Giles Peckham: Data centers need to be workload optimized so they can adapt to rapidly changing throughput, latency, and power requirements from a wide range of large scale, virtualized applications. These applications include machine learning, video transcoding, and big data analytics, along with storage and networking.

Through workload optimization, Xilinx can enable servers to deliver 10X the throughput with one tenth the latency relative to CPU based alternatives. Applications are written in a mix of languages that include OpenCL, C, and C++. Only Xilinx provides a flexible, standards-based solution that combines software programmability, workload optimization, and high performance data center interconnect with the security needed for the next generation of cloud computing.

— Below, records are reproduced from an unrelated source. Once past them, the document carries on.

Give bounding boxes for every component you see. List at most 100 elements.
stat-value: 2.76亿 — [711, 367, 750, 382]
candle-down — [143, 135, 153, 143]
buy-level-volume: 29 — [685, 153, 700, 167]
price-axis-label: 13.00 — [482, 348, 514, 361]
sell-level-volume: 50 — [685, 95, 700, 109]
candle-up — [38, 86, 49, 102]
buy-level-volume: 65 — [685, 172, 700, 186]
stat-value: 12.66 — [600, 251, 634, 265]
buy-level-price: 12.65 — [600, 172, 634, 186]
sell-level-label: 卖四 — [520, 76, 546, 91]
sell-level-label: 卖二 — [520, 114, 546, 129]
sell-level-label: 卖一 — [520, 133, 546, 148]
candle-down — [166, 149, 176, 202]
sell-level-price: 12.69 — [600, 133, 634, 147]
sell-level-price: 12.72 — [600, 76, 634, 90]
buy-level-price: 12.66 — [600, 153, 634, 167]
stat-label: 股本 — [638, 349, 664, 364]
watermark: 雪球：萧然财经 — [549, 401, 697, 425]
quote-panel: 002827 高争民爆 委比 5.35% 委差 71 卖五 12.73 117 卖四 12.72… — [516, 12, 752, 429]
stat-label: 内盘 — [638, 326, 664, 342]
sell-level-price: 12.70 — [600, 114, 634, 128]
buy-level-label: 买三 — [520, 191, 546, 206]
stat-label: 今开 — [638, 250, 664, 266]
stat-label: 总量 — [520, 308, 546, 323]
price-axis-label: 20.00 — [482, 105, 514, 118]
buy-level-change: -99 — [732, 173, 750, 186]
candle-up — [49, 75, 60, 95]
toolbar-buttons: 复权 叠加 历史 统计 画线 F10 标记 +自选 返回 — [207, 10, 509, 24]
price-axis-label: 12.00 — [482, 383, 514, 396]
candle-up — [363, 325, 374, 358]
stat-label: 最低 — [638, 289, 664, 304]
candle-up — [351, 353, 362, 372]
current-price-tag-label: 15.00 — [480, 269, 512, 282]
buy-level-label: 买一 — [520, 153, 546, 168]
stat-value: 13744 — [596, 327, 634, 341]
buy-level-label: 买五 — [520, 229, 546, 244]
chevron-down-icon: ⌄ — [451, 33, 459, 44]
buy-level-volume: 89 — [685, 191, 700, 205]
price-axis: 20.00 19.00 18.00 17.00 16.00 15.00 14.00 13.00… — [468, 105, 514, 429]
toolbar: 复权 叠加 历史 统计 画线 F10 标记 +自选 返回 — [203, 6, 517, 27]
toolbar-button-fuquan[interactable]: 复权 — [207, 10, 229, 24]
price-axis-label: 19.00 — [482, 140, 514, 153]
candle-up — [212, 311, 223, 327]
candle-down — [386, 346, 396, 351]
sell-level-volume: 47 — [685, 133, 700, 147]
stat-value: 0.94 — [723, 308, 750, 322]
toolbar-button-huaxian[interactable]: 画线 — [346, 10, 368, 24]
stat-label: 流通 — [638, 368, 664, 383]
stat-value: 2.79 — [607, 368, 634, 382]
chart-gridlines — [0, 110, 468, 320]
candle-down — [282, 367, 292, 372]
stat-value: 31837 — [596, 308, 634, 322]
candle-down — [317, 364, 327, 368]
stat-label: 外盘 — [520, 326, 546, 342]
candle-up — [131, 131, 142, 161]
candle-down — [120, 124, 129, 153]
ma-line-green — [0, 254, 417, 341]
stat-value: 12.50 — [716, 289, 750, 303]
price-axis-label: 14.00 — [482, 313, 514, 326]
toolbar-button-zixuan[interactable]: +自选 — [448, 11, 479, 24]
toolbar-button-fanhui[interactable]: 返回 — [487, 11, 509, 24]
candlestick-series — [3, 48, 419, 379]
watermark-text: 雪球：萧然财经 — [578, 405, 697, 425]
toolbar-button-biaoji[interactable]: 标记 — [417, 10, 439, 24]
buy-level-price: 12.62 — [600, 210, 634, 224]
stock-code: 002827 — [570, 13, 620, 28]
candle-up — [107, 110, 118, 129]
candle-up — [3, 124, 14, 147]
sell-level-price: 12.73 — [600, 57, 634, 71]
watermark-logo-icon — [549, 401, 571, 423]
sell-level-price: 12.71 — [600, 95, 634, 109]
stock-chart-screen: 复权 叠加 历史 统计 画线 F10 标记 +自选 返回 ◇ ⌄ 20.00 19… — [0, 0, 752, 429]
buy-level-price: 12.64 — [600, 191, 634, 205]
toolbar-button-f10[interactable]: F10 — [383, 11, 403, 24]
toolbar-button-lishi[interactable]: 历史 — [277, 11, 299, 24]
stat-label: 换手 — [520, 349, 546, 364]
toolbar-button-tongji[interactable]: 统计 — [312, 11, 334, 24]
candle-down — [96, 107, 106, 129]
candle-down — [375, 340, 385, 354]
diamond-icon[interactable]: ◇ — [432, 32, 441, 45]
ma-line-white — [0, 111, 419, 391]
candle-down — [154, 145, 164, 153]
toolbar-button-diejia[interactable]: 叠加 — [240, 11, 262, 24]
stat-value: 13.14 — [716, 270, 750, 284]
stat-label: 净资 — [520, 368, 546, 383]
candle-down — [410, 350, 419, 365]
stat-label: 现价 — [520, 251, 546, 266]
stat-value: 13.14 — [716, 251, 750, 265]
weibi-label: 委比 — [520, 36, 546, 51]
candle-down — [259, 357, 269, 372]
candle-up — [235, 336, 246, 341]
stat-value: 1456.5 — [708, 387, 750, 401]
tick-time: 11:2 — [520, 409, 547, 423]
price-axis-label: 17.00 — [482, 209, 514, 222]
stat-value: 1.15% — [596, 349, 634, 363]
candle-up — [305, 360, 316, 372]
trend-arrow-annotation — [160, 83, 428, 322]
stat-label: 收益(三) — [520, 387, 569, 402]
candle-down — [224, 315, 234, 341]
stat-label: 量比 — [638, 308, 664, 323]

Xilinx’s All Programmable portfolio includes UltraScale technology that serves as a scalable reconfigurable acceleration platform that can be optimized on demand to any workload. Xilinx’s software defined development environment, SDAccel, enables customers to quickly develop their unique applications using any mix of OpenCL, C, and C++. SDAccel deploys a unique architecturally optimized compiler and partial reconfiguration technology that together offer the highest quality of results with a flexible runtime capability. Furthermore, Xilinx announced recently the expansion of its 16nm UltraScale+ product roadmap with new acceleration enhanced technologies for the Data Center. The resulting products will deliver the powerful combination of Xilinx’s industry-leading 16nm FinFET+ FPGAs with integrated High-Bandwidth Memory (HBM), and support for the recently announced Cache Coherent Interconnect for Acceleration technology (CCIX). CCIX is initially driven by a group of seven companies to enable an acceleration framework that works with multiple processor architectures. These acceleration enhanced technologies will enable efficient heterogeneous computing for the most demanding data center workloads. The new products will also be highly leveraged in many other compute intensive applications requiring high memory bandwidth.

Built on TSMC’s proven CoWoS process, Xilinx HBM-enabled FPGAs will improve acceleration capabilities by offering 10X higher memory bandwidth relative to discrete memory channels. HBM technology enables multi-terabit memory bandwidth integrated in package for the lowest possible latency. To further optimize data center workloads, the new CCIX technology promotes efficient heterogeneous computing by allowing processors with different instruction-set architectures to coherently share data with accelerators such as the Xilinx HBM-enabled FPGAs.

Xilinx is collaborating with leading hyperscale data center customers to create accelerated servers customized and optimized for their workloads.